Briefly describe your applied learning experience: 

I am currently working in the Kinsey Laboratory looking at the effect of caffeine on skeletal muscle growth, development, and metabolism. I culture C2C12 myocytes, which is a strain of skeletal muscle cell found in mice. Conjectures regarding the true physiological implications of caffeine vary immensely. My research aims to provide more conclusive evidence about the role(s) caffeine plays in cell processes such as mitophagy and protein synthesis to gain a better perspective on how it may alter overall muscle development.

Did you receive any grants or other funding for your applied learning experience? : 
CSURF
Scholarship or Fellowship
How did you get involved in this applied learning experience and what did you hope to gain from it?: 

I investigated the research specialties of professors in the biology department and after speaking with Dr. Kinsey about his work, I began working in his lab the following semester. I hope that undergraduate research will provide me with the privilege to learn useful—and often fundamental—laboratory skills and techniques. 

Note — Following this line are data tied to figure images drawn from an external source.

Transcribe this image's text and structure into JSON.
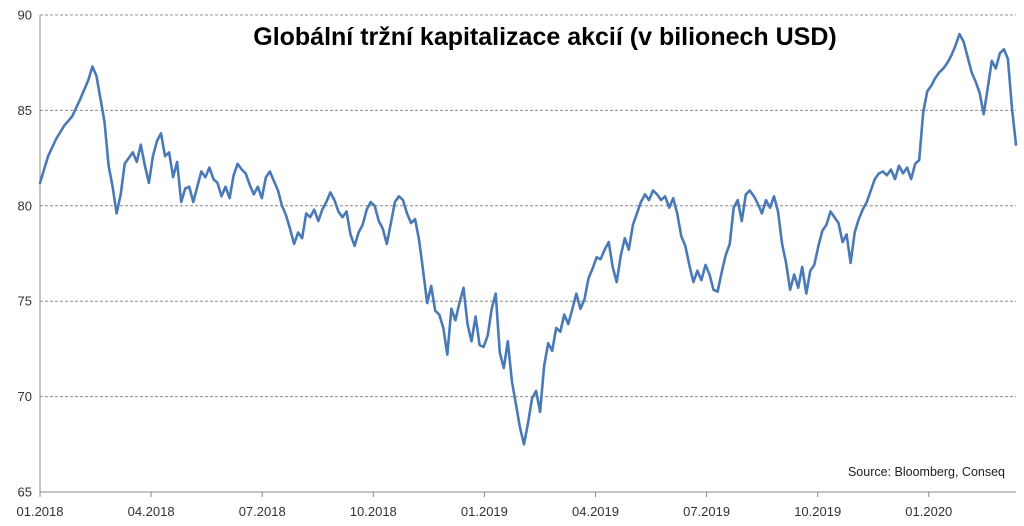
{
  "chart_data": {
    "type": "line",
    "title": "Globální tržní kapitalizace akcií (v bilionech USD)",
    "source": "Source: Bloomberg, Conseq",
    "ylim": [
      65,
      90
    ],
    "yticks": [
      65,
      70,
      75,
      80,
      85,
      90
    ],
    "x_ticks": [
      "01.2018",
      "04.2018",
      "07.2018",
      "10.2018",
      "01.2019",
      "04.2019",
      "07.2019",
      "10.2019",
      "01.2020"
    ],
    "grid": "horizontal dashed",
    "line_color": "#4a7ab5",
    "series": [
      {
        "points": [
          [
            0,
            81.2
          ],
          [
            2,
            82.6
          ],
          [
            4,
            83.5
          ],
          [
            6,
            84.2
          ],
          [
            8,
            84.7
          ],
          [
            10,
            85.6
          ],
          [
            12,
            86.6
          ],
          [
            13,
            87.3
          ],
          [
            14,
            86.8
          ],
          [
            15,
            85.6
          ],
          [
            16,
            84.4
          ],
          [
            17,
            82.1
          ],
          [
            18,
            81.0
          ],
          [
            19,
            79.6
          ],
          [
            20,
            80.6
          ],
          [
            21,
            82.2
          ],
          [
            22,
            82.5
          ],
          [
            23,
            82.8
          ],
          [
            24,
            82.3
          ],
          [
            25,
            83.2
          ],
          [
            26,
            82.1
          ],
          [
            27,
            81.2
          ],
          [
            28,
            82.6
          ],
          [
            29,
            83.4
          ],
          [
            30,
            83.8
          ],
          [
            31,
            82.6
          ],
          [
            32,
            82.8
          ],
          [
            33,
            81.5
          ],
          [
            34,
            82.3
          ],
          [
            35,
            80.2
          ],
          [
            36,
            80.9
          ],
          [
            37,
            81.0
          ],
          [
            38,
            80.2
          ],
          [
            39,
            81.0
          ],
          [
            40,
            81.8
          ],
          [
            41,
            81.5
          ],
          [
            42,
            82.0
          ],
          [
            43,
            81.4
          ],
          [
            44,
            81.2
          ],
          [
            45,
            80.5
          ],
          [
            46,
            81.0
          ],
          [
            47,
            80.4
          ],
          [
            48,
            81.6
          ],
          [
            49,
            82.2
          ],
          [
            50,
            81.9
          ],
          [
            51,
            81.7
          ],
          [
            52,
            81.1
          ],
          [
            53,
            80.6
          ],
          [
            54,
            81.0
          ],
          [
            55,
            80.4
          ],
          [
            56,
            81.5
          ],
          [
            57,
            81.8
          ],
          [
            58,
            81.3
          ],
          [
            59,
            80.8
          ],
          [
            60,
            80.0
          ],
          [
            61,
            79.5
          ],
          [
            62,
            78.8
          ],
          [
            63,
            78.0
          ],
          [
            64,
            78.6
          ],
          [
            65,
            78.3
          ],
          [
            66,
            79.6
          ],
          [
            67,
            79.4
          ],
          [
            68,
            79.8
          ],
          [
            69,
            79.2
          ],
          [
            70,
            79.8
          ],
          [
            71,
            80.2
          ],
          [
            72,
            80.7
          ],
          [
            73,
            80.3
          ],
          [
            74,
            79.7
          ],
          [
            75,
            79.4
          ],
          [
            76,
            79.7
          ],
          [
            77,
            78.5
          ],
          [
            78,
            77.9
          ],
          [
            79,
            78.6
          ],
          [
            80,
            79.0
          ],
          [
            81,
            79.8
          ],
          [
            82,
            80.2
          ],
          [
            83,
            80.0
          ],
          [
            84,
            79.2
          ],
          [
            85,
            78.8
          ],
          [
            86,
            78.0
          ],
          [
            87,
            79.1
          ],
          [
            88,
            80.2
          ],
          [
            89,
            80.5
          ],
          [
            90,
            80.3
          ],
          [
            91,
            79.6
          ],
          [
            92,
            79.1
          ],
          [
            93,
            79.3
          ],
          [
            94,
            78.2
          ],
          [
            95,
            76.6
          ],
          [
            96,
            74.9
          ],
          [
            97,
            75.8
          ],
          [
            98,
            74.5
          ],
          [
            99,
            74.3
          ],
          [
            100,
            73.6
          ],
          [
            101,
            72.2
          ],
          [
            102,
            74.6
          ],
          [
            103,
            74.0
          ],
          [
            104,
            74.9
          ],
          [
            105,
            75.7
          ],
          [
            106,
            73.8
          ],
          [
            107,
            72.9
          ],
          [
            108,
            74.2
          ],
          [
            109,
            72.7
          ],
          [
            110,
            72.6
          ],
          [
            111,
            73.2
          ],
          [
            112,
            74.6
          ],
          [
            113,
            75.4
          ],
          [
            114,
            72.3
          ],
          [
            115,
            71.5
          ],
          [
            116,
            72.9
          ],
          [
            117,
            70.8
          ],
          [
            118,
            69.6
          ],
          [
            119,
            68.4
          ],
          [
            120,
            67.5
          ],
          [
            121,
            68.6
          ],
          [
            122,
            69.9
          ],
          [
            123,
            70.3
          ],
          [
            124,
            69.2
          ],
          [
            125,
            71.6
          ],
          [
            126,
            72.8
          ],
          [
            127,
            72.4
          ],
          [
            128,
            73.6
          ],
          [
            129,
            73.4
          ],
          [
            130,
            74.3
          ],
          [
            131,
            73.8
          ],
          [
            132,
            74.6
          ],
          [
            133,
            75.4
          ],
          [
            134,
            74.6
          ],
          [
            135,
            75.1
          ],
          [
            136,
            76.2
          ],
          [
            137,
            76.7
          ],
          [
            138,
            77.3
          ],
          [
            139,
            77.2
          ],
          [
            140,
            77.7
          ],
          [
            141,
            78.1
          ],
          [
            142,
            76.8
          ],
          [
            143,
            76.0
          ],
          [
            144,
            77.4
          ],
          [
            145,
            78.3
          ],
          [
            146,
            77.7
          ],
          [
            147,
            79.0
          ],
          [
            148,
            79.6
          ],
          [
            149,
            80.2
          ],
          [
            150,
            80.6
          ],
          [
            151,
            80.3
          ],
          [
            152,
            80.8
          ],
          [
            153,
            80.6
          ],
          [
            154,
            80.3
          ],
          [
            155,
            80.5
          ],
          [
            156,
            79.9
          ],
          [
            157,
            80.4
          ],
          [
            158,
            79.6
          ],
          [
            159,
            78.4
          ],
          [
            160,
            77.9
          ],
          [
            161,
            76.9
          ],
          [
            162,
            76.0
          ],
          [
            163,
            76.6
          ],
          [
            164,
            76.1
          ],
          [
            165,
            76.9
          ],
          [
            166,
            76.4
          ],
          [
            167,
            75.6
          ],
          [
            168,
            75.5
          ],
          [
            169,
            76.5
          ],
          [
            170,
            77.4
          ],
          [
            171,
            78.0
          ],
          [
            172,
            79.9
          ],
          [
            173,
            80.3
          ],
          [
            174,
            79.2
          ],
          [
            175,
            80.6
          ],
          [
            176,
            80.8
          ],
          [
            177,
            80.5
          ],
          [
            178,
            80.1
          ],
          [
            179,
            79.6
          ],
          [
            180,
            80.3
          ],
          [
            181,
            79.9
          ],
          [
            182,
            80.5
          ],
          [
            183,
            79.7
          ],
          [
            184,
            78.0
          ],
          [
            185,
            77.0
          ],
          [
            186,
            75.6
          ],
          [
            187,
            76.4
          ],
          [
            188,
            75.7
          ],
          [
            189,
            76.8
          ],
          [
            190,
            75.4
          ],
          [
            191,
            76.6
          ],
          [
            192,
            76.9
          ],
          [
            193,
            77.9
          ],
          [
            194,
            78.7
          ],
          [
            195,
            79.0
          ],
          [
            196,
            79.7
          ],
          [
            197,
            79.4
          ],
          [
            198,
            79.1
          ],
          [
            199,
            78.1
          ],
          [
            200,
            78.5
          ],
          [
            201,
            77.0
          ],
          [
            202,
            78.6
          ],
          [
            203,
            79.3
          ],
          [
            204,
            79.8
          ],
          [
            205,
            80.2
          ],
          [
            206,
            80.8
          ],
          [
            207,
            81.4
          ],
          [
            208,
            81.7
          ],
          [
            209,
            81.8
          ],
          [
            210,
            81.6
          ],
          [
            211,
            81.9
          ],
          [
            212,
            81.4
          ],
          [
            213,
            82.1
          ],
          [
            214,
            81.7
          ],
          [
            215,
            82.0
          ],
          [
            216,
            81.4
          ],
          [
            217,
            82.2
          ],
          [
            218,
            82.4
          ],
          [
            219,
            84.9
          ],
          [
            220,
            86.0
          ],
          [
            221,
            86.3
          ],
          [
            222,
            86.7
          ],
          [
            223,
            87.0
          ],
          [
            224,
            87.2
          ],
          [
            225,
            87.5
          ],
          [
            226,
            87.9
          ],
          [
            227,
            88.4
          ],
          [
            228,
            89.0
          ],
          [
            229,
            88.6
          ],
          [
            230,
            87.8
          ],
          [
            231,
            87.0
          ],
          [
            232,
            86.5
          ],
          [
            233,
            85.9
          ],
          [
            234,
            84.8
          ],
          [
            235,
            86.2
          ],
          [
            236,
            87.6
          ],
          [
            237,
            87.2
          ],
          [
            238,
            88.0
          ],
          [
            239,
            88.2
          ],
          [
            240,
            87.7
          ],
          [
            241,
            85.1
          ],
          [
            242,
            83.2
          ]
        ]
      }
    ]
  }
}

What did you gain from this experience? What was challenging? What did you learn?: 

Full disclosure, it was one of the best decisions I have ever made. Long hours in a laboratory setting may intimidate some people but the wealth of knowledge and skills I have gleaned from my research is simply priceless. I would not trade the time I spent in the lab for anything. During my research, I learned the importance of initiative and how your level of dedication to a project is one of the chief factors in determining its success.

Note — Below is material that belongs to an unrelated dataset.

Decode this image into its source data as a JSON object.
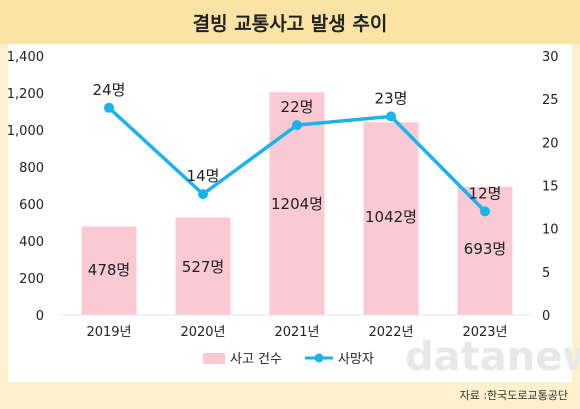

In what way will this experience make you a more viable candidate when you are seeking a job or applying for graduate study?: 

This project permitted me the chance to learn and subsequently apply concepts discussed in lecture. This learning model fosters a stronger level of understanding and is not dissimilar to many academic platforms employed by graduate institutions. Altogether it was an enriching experience that will undoubtedly aid in my preparations for the rigors of graduate studies.